Egan and Rigney looked at each other. “It’s in process,” Egan said.

“That doesn’t sound as optimistic as I would like.”

“It will get done. Right now the question is how messy it will have to be.”

“I’d still like to talk about Lieutenant Wilson going to Earth,” Rigney said. “We can’t send a ship there. Not now.”

“I have a solution to that,” I said. “Well, sort of.”

“Sort of,” Rigney said.

“It involves a bit of technology that we sort of abandoned a few years ago.”

“Abandoned why?”

“When we used it there was a slight tendency to … explode.”

“Explode?” Hart said.

“Well, ‘explode’ maybe isn’t the most accurate term. What
actually
happens is much more interesting.”

*   *   *

As I floated over the surface of the planet Earth, a thought came to me:
One day I’d like to visit this planet without having to toss myself down its atmosphere
.

The small wire-frame sled I was currently sitting in was the size of a small buggy and entirely open to space; only my combat suit and a small supply of oxygen kept the vacuum of space from eating me whole. Behind me in the buggy was an experimental skip drive, one designed to take advantage of the relative flatness of space at the Lagrange points of two massive objects, say, a star and its planet, or a planet and its moon. The good news is that the theory behind this new type of skip drive checked out, which meant that, if this new drive was reliable, it could revolutionize how space travel happened.

The bad news was that despite our best efforts, it was only 98 percent reliable for masses under five tons, and the failure rate went up in chartable curve from there. For a ship the size of a standard Colonial frigate, the success rate dropped to a very unsettling seven percent. When the drive failed, the ship exploded. And when I say “exploded” I mean “interacted catastrophically with the topography of space/time in ways we’re not entirely able to explain,” but “explode” gets the gist of it, particularly with regard to what would happen to a human caught in it.

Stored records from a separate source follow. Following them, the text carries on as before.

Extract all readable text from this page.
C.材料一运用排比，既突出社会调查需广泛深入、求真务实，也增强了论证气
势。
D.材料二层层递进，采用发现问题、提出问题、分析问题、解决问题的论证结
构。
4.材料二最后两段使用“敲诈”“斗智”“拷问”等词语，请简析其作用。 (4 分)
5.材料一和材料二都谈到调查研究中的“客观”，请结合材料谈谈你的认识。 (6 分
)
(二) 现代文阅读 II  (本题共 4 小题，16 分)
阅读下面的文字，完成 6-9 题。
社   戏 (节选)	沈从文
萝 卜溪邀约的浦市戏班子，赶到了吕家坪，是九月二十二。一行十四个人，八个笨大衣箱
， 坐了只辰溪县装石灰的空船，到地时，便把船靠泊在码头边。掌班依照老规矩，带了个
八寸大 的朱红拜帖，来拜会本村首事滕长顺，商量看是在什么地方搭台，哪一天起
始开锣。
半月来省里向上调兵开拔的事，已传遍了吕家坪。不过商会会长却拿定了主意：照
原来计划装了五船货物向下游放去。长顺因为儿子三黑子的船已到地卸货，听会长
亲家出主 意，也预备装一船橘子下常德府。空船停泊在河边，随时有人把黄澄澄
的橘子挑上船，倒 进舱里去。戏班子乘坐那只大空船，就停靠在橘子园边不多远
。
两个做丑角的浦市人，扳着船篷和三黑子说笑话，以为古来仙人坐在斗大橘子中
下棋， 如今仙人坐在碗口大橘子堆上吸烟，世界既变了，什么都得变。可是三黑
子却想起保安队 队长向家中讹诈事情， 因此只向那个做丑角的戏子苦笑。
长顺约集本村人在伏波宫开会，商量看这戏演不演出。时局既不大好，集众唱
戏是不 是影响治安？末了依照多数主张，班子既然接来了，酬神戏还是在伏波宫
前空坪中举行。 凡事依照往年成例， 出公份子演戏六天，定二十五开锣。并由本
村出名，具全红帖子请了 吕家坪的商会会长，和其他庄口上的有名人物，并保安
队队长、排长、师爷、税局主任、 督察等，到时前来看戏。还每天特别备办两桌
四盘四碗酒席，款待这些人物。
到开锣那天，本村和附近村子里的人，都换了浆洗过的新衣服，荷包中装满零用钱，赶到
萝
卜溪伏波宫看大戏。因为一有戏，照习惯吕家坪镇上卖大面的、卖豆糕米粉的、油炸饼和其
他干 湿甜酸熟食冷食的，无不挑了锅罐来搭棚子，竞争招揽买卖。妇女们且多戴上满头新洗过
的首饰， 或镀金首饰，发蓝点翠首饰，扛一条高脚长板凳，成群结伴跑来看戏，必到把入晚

We could never fix it, and the Colonial Union and the Colonial Defense Forces had a strange aversion to having their ships potentially explode ninety-three times out of a hundred. Eventually the research was abandoned.

But there were still the small, very light vehicles we created with the prototype engines attached to them, currently stored in a warehouse module of Phoenix Station. They would be the perfect way for me to get to Earth both in a hurry—because I would only have to travel as far as the nearest Lagrange point—and undetected, because the sled was very small and could skip very close to the atmosphere of the planet. It was, in short, perfect for the mission.